Some passion is not passion
it is poison
two people figuratively and literally
splintered, rent by its result.
I live for you, and that is wrong
I’ve always known it—
you are the parenthesis to my empty sentence
without you—there is no without you—
yet—
There was a life before, something emergent and bold
laying claim in fallow ways—so what if the jewel was
a common stone without shine? And her head stuffed with
darkness pollute and pain—
she could have survived because she did survive
Leonard Cohen understood that, when he said; “Strength is
just surviving” — he had no need for membership,
bouquets of friends thronging accomplished tables
enthralled lovers, accolades, much stamped passports
honorary PhD’s, mausoleums with real artisan iron
—corruption has its own gilt
he sang into the gutter, watched the bare foot child
save a worm from drowning and found hallelujah.
It’s not you who has stolen this from me—
I may well have never possessed it—I let it slip
like a heirloom unwatched, falls and is lost.
A time when—I lay in grass that smelt like summer and
held the wrist of a German girl, with a 90’s bob and kohl
smudged eyes and shimmered in her attention like a
fat dove, singing from her roost.
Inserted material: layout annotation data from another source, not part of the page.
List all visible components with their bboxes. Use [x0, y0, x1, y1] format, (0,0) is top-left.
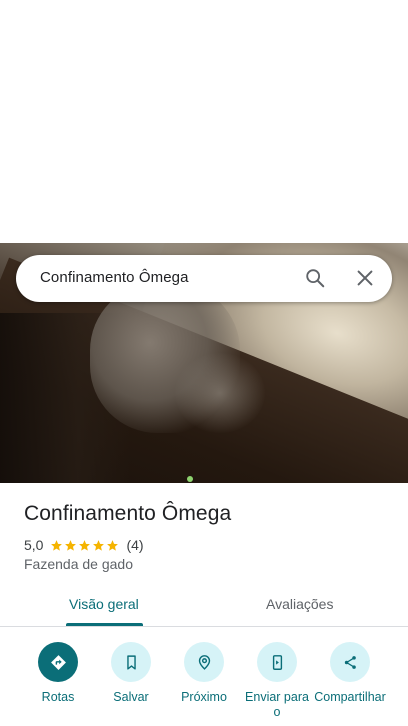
nearby-icon[interactable] — [184, 642, 224, 682]
save-label: Salvar — [113, 690, 149, 704]
directions-icon[interactable] — [38, 642, 78, 682]
tabs-divider — [0, 626, 408, 627]
tab-reviews[interactable]: Avaliações — [266, 596, 333, 612]
save-button[interactable]: Salvar — [94, 642, 168, 705]
close-icon[interactable] — [354, 267, 376, 289]
nearby-label: Próximo — [181, 690, 227, 704]
map-area-blank — [0, 0, 408, 243]
search-icon[interactable] — [304, 267, 326, 289]
star-icon — [79, 539, 91, 551]
send-to-phone-label: Enviar para o — [245, 690, 309, 719]
place-title: Confinamento Ômega — [24, 502, 232, 525]
search-bar[interactable]: Confinamento Ômega — [16, 255, 392, 302]
bookmark-icon[interactable] — [111, 642, 151, 682]
nearby-button[interactable]: Próximo — [167, 642, 241, 705]
share-icon[interactable] — [330, 642, 370, 682]
rating-stars — [50, 539, 120, 552]
search-query[interactable]: Confinamento Ômega — [40, 269, 189, 286]
star-icon — [65, 539, 77, 551]
place-category: Fazenda de gado — [24, 556, 133, 572]
send-to-phone-icon[interactable] — [257, 642, 297, 682]
rating-row[interactable]: 5,0 (4) — [24, 536, 144, 554]
directions-button[interactable]: Rotas — [21, 642, 95, 705]
directions-label: Rotas — [41, 690, 75, 704]
photo-cattle-secondary — [175, 353, 265, 433]
send-to-phone-button[interactable]: Enviar para o — [240, 642, 314, 720]
share-button[interactable]: Compartilhar — [313, 642, 387, 705]
tab-overview[interactable]: Visão geral — [69, 596, 139, 612]
rating-score: 5,0 — [24, 537, 44, 553]
review-count: (4) — [126, 537, 144, 553]
star-icon — [107, 539, 119, 551]
star-icon — [51, 539, 63, 551]
share-label: Compartilhar — [314, 690, 386, 704]
star-icon — [93, 539, 105, 551]
photo-page-indicator — [187, 476, 193, 482]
In that moment, and other
spilt, languid, creamy hours where violet light lit
velvet blue sofas with such the right caress, life was
less pockmarked with horror
her eyes, brown and liquid, tinted by ecstasy
illuminating, refracting my own—possibility
it wasn’t love; it had no burden of love, no required proof
crumbling, no disintegration, taint, the passion
simple, momentary, we didn’t have to sit there and
watch ourselves die.
I watch us die. A film with improper ending, the actors
unable to alter course, sent crashing into one another
with the force of distain.
They said; familiarity breeds contempt, and I fought
that pronouncement like quicksand, refusing to relinquish
fight—till the day you walked away smiling, the sharp
edge of your knife buried in my chest, up to ornate hilt
then I saw my foolishness, for years over years—
like catching water with a butterfly net—
some people do not want you to stand with them
defend them, protect them, it is not always
a role but a burden, you become a nag, a thorn
without easy removal—forgetting you were once
cherished, and in that moment—love? Love is savage
a cruelty, a regret, and the loneliness of being
with someone whose eyes are empty—feels more
terrible than any time alone, for some passion
is not passion, it is
poison. And venom?
Venom is the only one who knows
the fatal dose.
So powerful! I really liked your writing! <3
As I read here, with that inner ear I hear Woodie Guthrie sing:
“And it’s hard and it’s hard, ain’t it hard
To love one that never did love you?
And it’s hard and it’s hard, ain’t it hard, great God
To love one that never will be true?”
Ah, but how easy it is to desire beautiful venomous creatures and dream they can love enough not to bite and sting.
🗡🫀Up to that ornate hilt. Brava, my friend.